Editor’s note: This story has been updated to reflect an announcement on Wednesday by Memphis Light, Gas and Water regarding its relationship to the TVA.
A fight over how the nation’s largest public utility sells electricity to its customers across seven southern states entered a new phase this week when the Southern Environmental Law Center took the Tennessee Valley Authority to court over provisions of its new long-term power contracts.
Last August TVA began pressuring municipal power companies serving cities like Nashville, Knoxville and Chattanooga into signing new contracts that, unlike previous ones, would prevent them from ever again negotiating with TVA for cheaper, cleaner electricity, the lawsuit claims in federal court in Memphis.
TVA has already locked 141 of its 154 local retail electricity distributors into the contracts across its territory, where it provides electricity to 10 million people. Created to lift the Tennessee Valley out of the Great Depression, the utility has a monopoly on supplying electricity in Tennessee and parts of Kentucky, Alabama, Georgia, Mississippi, North Carolina and Virginia.
The lawsuit, filed Monday, takes aim at the TVA’s monopoly status and says that the new contracts renew automatically and require a 20-year notice to terminate, effectively making them “never-ending.” As such, they run afoul of the 1933 law that created TVA and limited its monopoly power, according to the lawsuit, which was filed on behalf of three southeastern groups that advocate for cleaner energy—Protect Our Aquifer, Energy Alabama and Appalachian Voices.
The legal challenge also claims that TVA failed to analyze and disclose the consequences of its program establishing the new contracts, and consider alternatives, as required by the National Environmental Policy Act. NEPA is the law that President Trump in July proposed weakening by shortening and limiting environmental reviews.
“TVA is public power. It’s a federal utility,” said Amanda Garcia, Southern Environmental Law Center’s Tennessee office director. “All of its distributors are public power. The fact that they didn’t do any NEPA (process) shows that the public’s interest was left entirely out of this monumental decision for public power.”
The result will be that TVA gets to “stamp out any competition for the next century,” said Garcia. “These never-ending contracts threaten to prevent local distributors from ever renegotiating their contract with TVA, let alone consider leaving the utility if it continues to lag behind in transitioning towards cheaper, cleaner renewable energy.”
TVA spokesman Scott Brooks responded that the contracts are long-term partnerships developed at the request of its local power company partners.
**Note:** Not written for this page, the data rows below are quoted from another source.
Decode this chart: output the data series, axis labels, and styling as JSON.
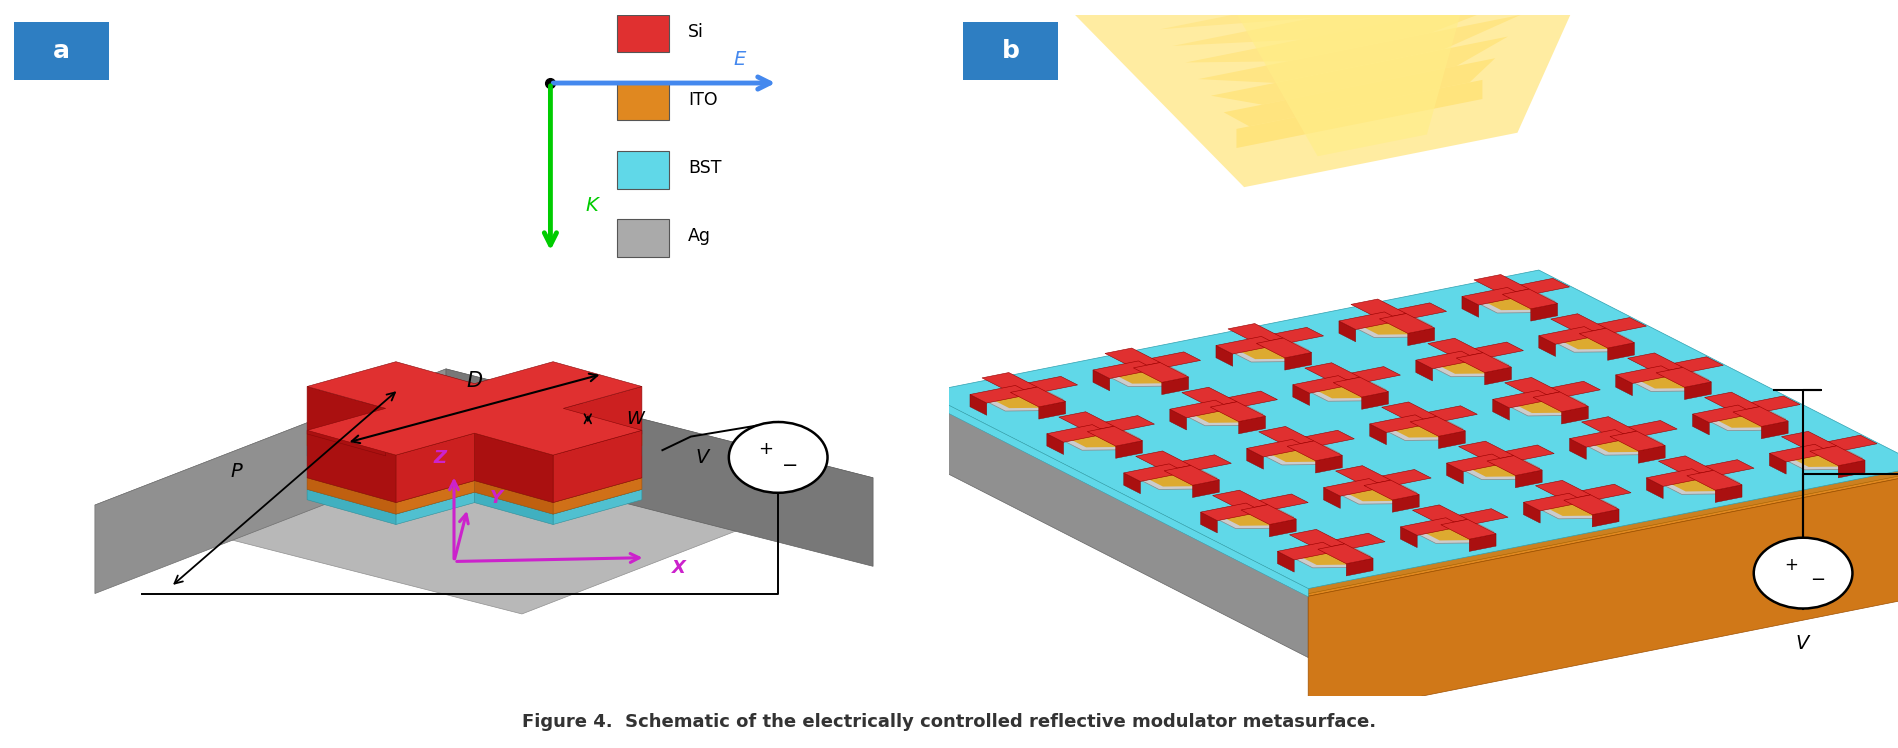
{
  "figure_width": 18.98,
  "figure_height": 7.48,
  "dpi": 100,
  "background_color": "#ffffff",
  "panel_a_label": "a",
  "panel_b_label": "b",
  "label_bg_color": "#2e7ec2",
  "label_text_color": "#ffffff",
  "label_fontsize": 18,
  "caption": "Figure 4.  Schematic of the electrically controlled reflective modulator metasurface.",
  "caption_fontsize": 13,
  "legend_items": [
    {
      "label": "Si",
      "color": "#e03030"
    },
    {
      "label": "ITO",
      "color": "#e08820"
    },
    {
      "label": "BST",
      "color": "#60d8e8"
    },
    {
      "label": "Ag",
      "color": "#aaaaaa"
    }
  ],
  "arrow_blue_color": "#4488ee",
  "arrow_green_color": "#00cc00",
  "axis_color": "#cc22cc",
  "si_color": "#e03030",
  "si_dark": "#aa1010",
  "si_side": "#cc2020",
  "ito_color": "#e08820",
  "ito_dark": "#b06010",
  "bst_color": "#60d8e8",
  "bst_dark": "#30a8b8",
  "ag_color": "#bbbbbb",
  "ag_dark": "#888888",
  "plate_color": "#aaaaaa",
  "plate_top": "#b8b8b8",
  "plate_left": "#909090",
  "plate_front": "#787878"
}
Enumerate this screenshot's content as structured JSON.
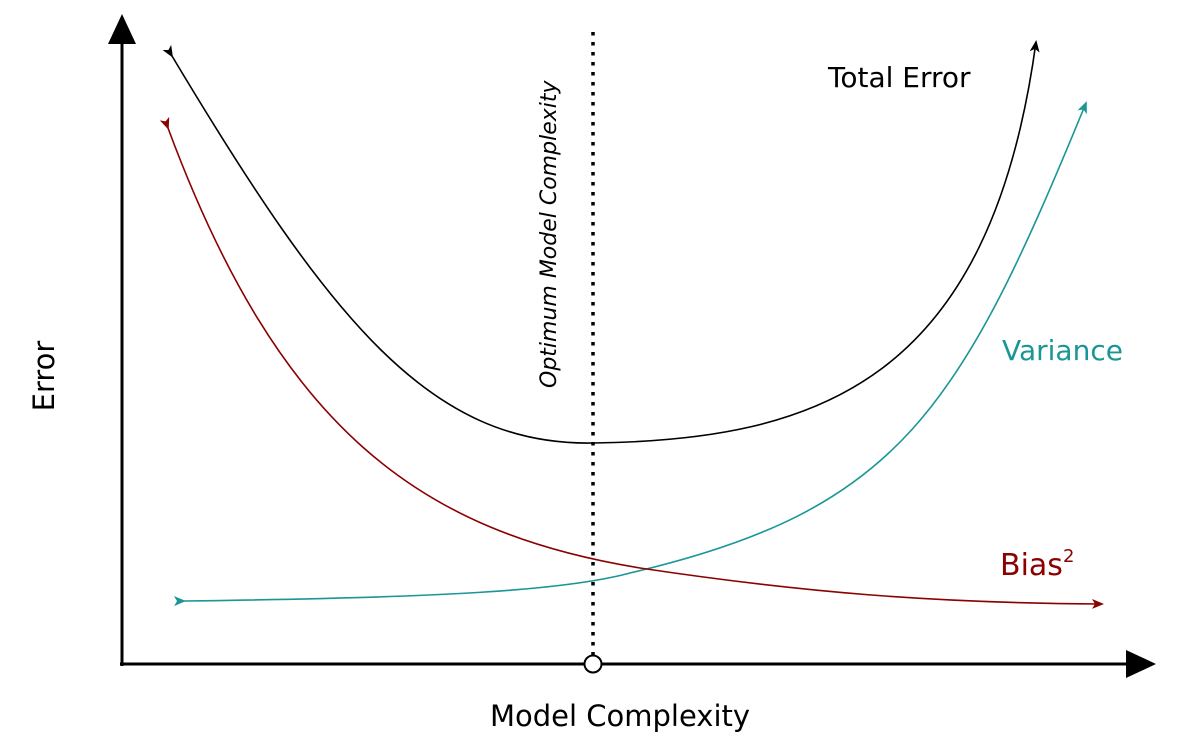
{
  "chart_data": {
    "type": "line",
    "xlabel": "Model Complexity",
    "ylabel": "Error",
    "series": [
      {
        "name": "Total Error",
        "color": "#000000",
        "arrows": "both"
      },
      {
        "name": "Variance",
        "color": "#1a9696",
        "arrows": "both"
      },
      {
        "name": "Bias",
        "superscript": "2",
        "color": "#8b0000",
        "arrows": "both"
      }
    ],
    "annotations": [
      {
        "text": "Optimum Model Complexity",
        "style": "dotted vertical line at minimum of total error"
      }
    ],
    "grid": false,
    "axis_arrows": true
  }
}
They are “completely voluntary” agreements that provide their customers an annual 3.1 percent discount on wholesale power rates, as well as the flexibility to self-generate a portion of their own power, primarily through renewable energy, Brooks said.
The contracts allow local utilities to develop up to 5 percent of their electricity from other sources, such as solar power—an amount that critics have said is woefully inadequate to meet the challenge of climate change.
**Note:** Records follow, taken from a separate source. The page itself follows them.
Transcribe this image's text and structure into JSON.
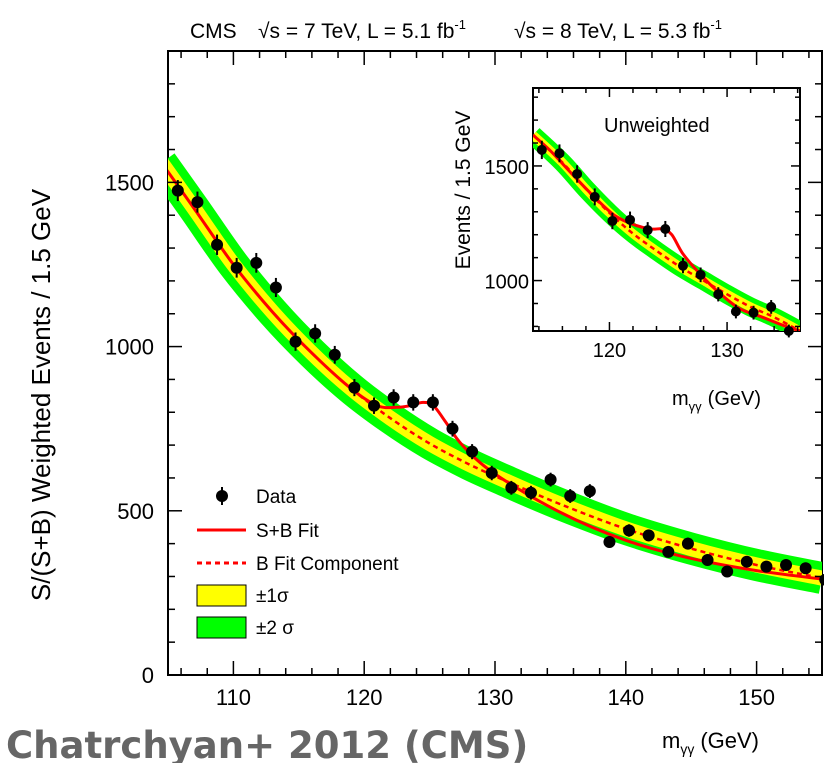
{
  "header": {
    "cms": "CMS",
    "run7": "√s = 7 TeV, L = 5.1 fb",
    "run7_sup": "-1",
    "run8": "√s = 8 TeV, L = 5.3 fb",
    "run8_sup": "-1"
  },
  "caption": "Chatrchyan+ 2012 (CMS)",
  "legend": {
    "data": "Data",
    "sb_fit": "S+B Fit",
    "b_fit": "B Fit Component",
    "sigma1": "±1σ",
    "sigma2": "±2 σ"
  },
  "colors": {
    "sb_fit": "#ff0000",
    "b_fit": "#ff0000",
    "band1": "#ffff00",
    "band2": "#00ff00",
    "data": "#000000"
  },
  "chart_data": [
    {
      "id": "main",
      "type": "scatter",
      "ylabel": "S/(S+B) Weighted Events / 1.5 GeV",
      "xlabel_main": "m",
      "xlabel_sub": "γγ",
      "xlabel_unit": "(GeV)",
      "xlim": [
        105,
        155
      ],
      "ylim": [
        0,
        1900
      ],
      "xticks": [
        110,
        120,
        130,
        140,
        150
      ],
      "yticks": [
        0,
        500,
        1000,
        1500
      ],
      "series": [
        {
          "name": "Data",
          "x": [
            105.75,
            107.25,
            108.75,
            110.25,
            111.75,
            113.25,
            114.75,
            116.25,
            117.75,
            119.25,
            120.75,
            122.25,
            123.75,
            125.25,
            126.75,
            128.25,
            129.75,
            131.25,
            132.75,
            134.25,
            135.75,
            137.25,
            138.75,
            140.25,
            141.75,
            143.25,
            144.75,
            146.25,
            147.75,
            149.25,
            150.75,
            152.25,
            153.75,
            155.25
          ],
          "y": [
            1475,
            1440,
            1310,
            1240,
            1255,
            1180,
            1015,
            1040,
            975,
            875,
            820,
            845,
            830,
            830,
            750,
            680,
            615,
            570,
            555,
            595,
            545,
            560,
            405,
            440,
            425,
            375,
            400,
            350,
            315,
            345,
            330,
            335,
            325,
            290
          ],
          "yerr": [
            32,
            32,
            31,
            30,
            30,
            29,
            28,
            28,
            27,
            26,
            25,
            25,
            25,
            25,
            24,
            23,
            22,
            21,
            21,
            21,
            21,
            21,
            18,
            19,
            18,
            17,
            18,
            17,
            16,
            17,
            16,
            16,
            16,
            15
          ]
        },
        {
          "name": "S+B Fit",
          "x": [
            104.5,
            107,
            110,
            113,
            116,
            119,
            121,
            122.5,
            123.5,
            124.5,
            125.3,
            126.2,
            127.5,
            130,
            135,
            140,
            145,
            150,
            155
          ],
          "y": [
            1560,
            1420,
            1250,
            1105,
            980,
            872,
            820,
            815,
            820,
            830,
            820,
            772,
            700,
            612,
            495,
            410,
            355,
            318,
            292
          ]
        },
        {
          "name": "B Fit Component",
          "x": [
            104.5,
            107,
            110,
            113,
            116,
            119,
            122,
            125,
            128,
            131,
            135,
            140,
            145,
            150,
            155
          ],
          "y": [
            1560,
            1420,
            1250,
            1105,
            980,
            872,
            782,
            705,
            642,
            588,
            520,
            445,
            385,
            335,
            295
          ]
        }
      ],
      "bands": {
        "sigma1_width": 15,
        "sigma2_width": 32
      }
    },
    {
      "id": "inset",
      "type": "scatter",
      "title": "Unweighted",
      "ylabel": "Events / 1.5 GeV",
      "xlabel_main": "m",
      "xlabel_sub": "γγ",
      "xlabel_unit": "(GeV)",
      "xlim": [
        113.5,
        136.2
      ],
      "ylim": [
        780,
        1840
      ],
      "xticks": [
        120,
        130
      ],
      "yticks": [
        1000,
        1500
      ],
      "series": [
        {
          "name": "Data",
          "x": [
            114.25,
            115.75,
            117.25,
            118.75,
            120.25,
            121.75,
            123.25,
            124.75,
            126.25,
            127.75,
            129.25,
            130.75,
            132.25,
            133.75,
            135.25
          ],
          "y": [
            1570,
            1555,
            1465,
            1365,
            1260,
            1265,
            1220,
            1225,
            1065,
            1025,
            940,
            865,
            860,
            885,
            780
          ],
          "yerr": [
            40,
            39,
            38,
            37,
            36,
            36,
            35,
            35,
            33,
            32,
            31,
            30,
            30,
            30,
            28
          ]
        },
        {
          "name": "S+B Fit",
          "x": [
            113.5,
            115,
            117,
            119,
            120.5,
            122,
            123.5,
            124.5,
            125.3,
            126.2,
            127.5,
            129,
            131,
            133,
            135,
            136.2
          ],
          "y": [
            1635,
            1565,
            1455,
            1350,
            1282,
            1245,
            1225,
            1225,
            1200,
            1120,
            1040,
            962,
            880,
            840,
            800,
            780
          ]
        },
        {
          "name": "B Fit Component",
          "x": [
            113.5,
            116,
            118,
            120,
            122,
            124,
            126,
            128,
            130,
            132,
            134,
            136.2
          ],
          "y": [
            1635,
            1515,
            1400,
            1295,
            1205,
            1130,
            1060,
            1000,
            940,
            885,
            840,
            780
          ]
        }
      ],
      "bands": {
        "sigma1_width": 9,
        "sigma2_width": 19
      }
    }
  ]
}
Brooks declined further comment.
Previously, TVA contracts were much shorter, in the seven-year range, offering periodic opportunities for local utilities to revisit contract terms with TVA or seek cheaper, cleaner power elsewhere, according to the lawsuit.
Some of those local utilities would practically find breaking away from TVA costly and difficult because TVA also controls the transmission system in its territory.
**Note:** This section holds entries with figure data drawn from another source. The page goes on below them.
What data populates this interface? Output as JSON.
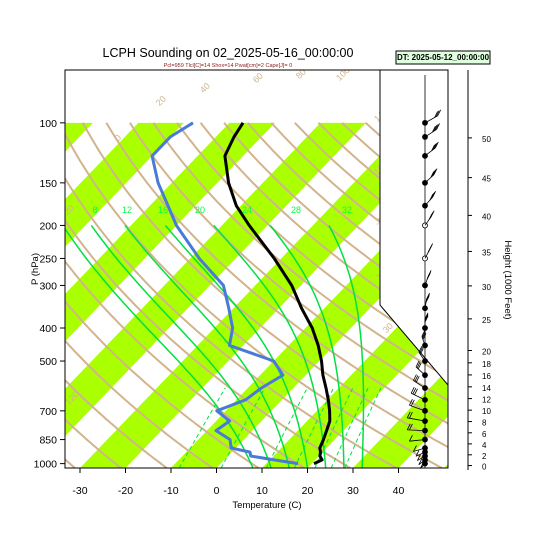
{
  "chart_data": {
    "type": "skew-t",
    "title": "LCPH Sounding on 02_2025-05-16_00:00:00",
    "subtitle": "Pcl=959 Tlcl[C]=14 Shox=14 Pwat[cm]=2 Cape[J]= 0",
    "datetime_label": "DT: 2025-05-12_00:00:00",
    "xlabel": "Temperature (C)",
    "ylabel": "P (hPa)",
    "y2label": "Height (1000 Feet)",
    "x_ticks": [
      -30,
      -20,
      -10,
      0,
      10,
      20,
      30,
      40
    ],
    "x_range": [
      -33,
      51
    ],
    "p_range": [
      1030,
      100
    ],
    "p_ticks": [
      100,
      150,
      200,
      250,
      300,
      400,
      500,
      700,
      850,
      1000
    ],
    "height_ticks": [
      0,
      2,
      4,
      6,
      8,
      10,
      12,
      14,
      16,
      18,
      20,
      25,
      30,
      35,
      40,
      45,
      50
    ],
    "mixing_ratio_labels": [
      "8",
      "12",
      "16",
      "20",
      "24",
      "28",
      "32"
    ],
    "moist_adiabat_labels": [
      "8",
      "12",
      "16",
      "20",
      "24",
      "28",
      "32"
    ],
    "dry_adiabat_labels": [
      "-20",
      "0",
      "20",
      "40",
      "60",
      "80",
      "100",
      "120",
      "140",
      "160",
      "-10",
      "10",
      "30"
    ],
    "series": [
      {
        "name": "Temperature",
        "color": "#000000",
        "points": [
          [
            1000,
            20.5
          ],
          [
            975,
            21.5
          ],
          [
            950,
            20.2
          ],
          [
            925,
            19.5
          ],
          [
            900,
            18.5
          ],
          [
            850,
            17.5
          ],
          [
            800,
            16.3
          ],
          [
            750,
            15.0
          ],
          [
            700,
            12.8
          ],
          [
            650,
            10.2
          ],
          [
            600,
            7.2
          ],
          [
            550,
            3.8
          ],
          [
            500,
            0.5
          ],
          [
            450,
            -3.5
          ],
          [
            400,
            -8.5
          ],
          [
            350,
            -15.0
          ],
          [
            300,
            -22.0
          ],
          [
            250,
            -31.5
          ],
          [
            200,
            -44.0
          ],
          [
            175,
            -51.0
          ],
          [
            150,
            -57.5
          ],
          [
            125,
            -64.0
          ],
          [
            110,
            -66.0
          ],
          [
            100,
            -67.0
          ]
        ]
      },
      {
        "name": "Dew Point",
        "color": "#4a7ad8",
        "points": [
          [
            1000,
            17.0
          ],
          [
            975,
            11.0
          ],
          [
            950,
            5.0
          ],
          [
            925,
            4.0
          ],
          [
            900,
            -1.0
          ],
          [
            850,
            -3.0
          ],
          [
            800,
            -8.0
          ],
          [
            750,
            -7.0
          ],
          [
            700,
            -12.0
          ],
          [
            650,
            -8.0
          ],
          [
            600,
            -7.0
          ],
          [
            550,
            -5.0
          ],
          [
            500,
            -10.0
          ],
          [
            450,
            -23.0
          ],
          [
            400,
            -26.0
          ],
          [
            350,
            -31.0
          ],
          [
            300,
            -37.0
          ],
          [
            250,
            -48.0
          ],
          [
            200,
            -60.0
          ],
          [
            175,
            -66.0
          ],
          [
            150,
            -73.0
          ],
          [
            125,
            -80.0
          ],
          [
            110,
            -80.0
          ],
          [
            100,
            -78.0
          ]
        ]
      },
      {
        "name": "Parcel",
        "color": "#00ff40",
        "points": [
          [
            1000,
            17.5
          ],
          [
            959,
            14.0
          ],
          [
            900,
            11.5
          ],
          [
            850,
            9.3
          ],
          [
            800,
            7.0
          ],
          [
            700,
            1.8
          ],
          [
            600,
            -4.5
          ],
          [
            500,
            -12.5
          ],
          [
            400,
            -23.5
          ],
          [
            300,
            -39.0
          ],
          [
            250,
            -49.0
          ],
          [
            200,
            -61.0
          ],
          [
            150,
            -77.0
          ]
        ]
      }
    ],
    "wind_barbs": [
      [
        1000,
        15,
        8
      ],
      [
        975,
        20,
        10
      ],
      [
        950,
        25,
        12
      ],
      [
        925,
        30,
        10
      ],
      [
        900,
        40,
        12
      ],
      [
        850,
        60,
        14
      ],
      [
        800,
        80,
        15
      ],
      [
        750,
        100,
        18
      ],
      [
        700,
        120,
        22
      ],
      [
        650,
        130,
        25
      ],
      [
        600,
        140,
        28
      ],
      [
        550,
        150,
        30
      ],
      [
        500,
        160,
        34
      ],
      [
        450,
        170,
        36
      ],
      [
        400,
        180,
        40
      ],
      [
        350,
        185,
        45
      ],
      [
        300,
        190,
        50
      ],
      [
        250,
        195,
        55
      ],
      [
        200,
        200,
        60
      ],
      [
        175,
        205,
        55
      ],
      [
        150,
        210,
        50
      ],
      [
        125,
        215,
        40
      ],
      [
        110,
        220,
        35
      ],
      [
        100,
        225,
        30
      ]
    ]
  }
}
Last year, local power providers in some communities pressed for access to more renewable electricity. In cities like Nashville and Knoxville, mayors had pledged to support the emissions-cutting goals of the Paris climate agreement but found themselves at the mercy of TVA.
Memphis, which is TVA’s largest customer and located on the perimeter of its transmission system, threatened to break away, as it looked at alternative power suppliers and energy mixes.
The lawsuit cited a TVA power supply document that shows the utility only had 3 percent wind and solar power in its portfolio in 2019, while coal and gas provided 45 percent of its power. Hydropower supplied 11 percent and nuclear 39 percent of TVAs energy mix, according to the lawsuit.
While some environmentalists urge TVA to move away from nuclear power, TVA likes to point to its overall “carbon-free” power supply, which includes nuclear and hydroelectric. It expects its carbon-free electricity to increase from 56 percent of its generation this year to 61 percent by 2030.
Eventually, power providers in Nashville, Knoxville and Chattanooga, after raising questions about the new contracts, agreed to sign them. But the utility in Memphis continues to study whether it should breakaway, and in recent weeks, TVA has been sweetening the pot with financial incentives for the city-owned utility there. On Wednesday, J.T. Young, president and CEO of Memphis Light, Gas and Water, said the utility would go on the open market to seek power supply bids to test a study that found it could save on average $122 million a year for 20 years if it broke away from TVA.
“These types of decisions do not need to be made hastily,” Young told his board. “They have long term implications.”
The lawsuit filed by the Southern Environmental Law Center asks that the long-term contracts be set aside and that TVA go through a NEPA process before offering them again. The lawsuit also asked for the recovery of the plaintiff’s attorney fees and costs.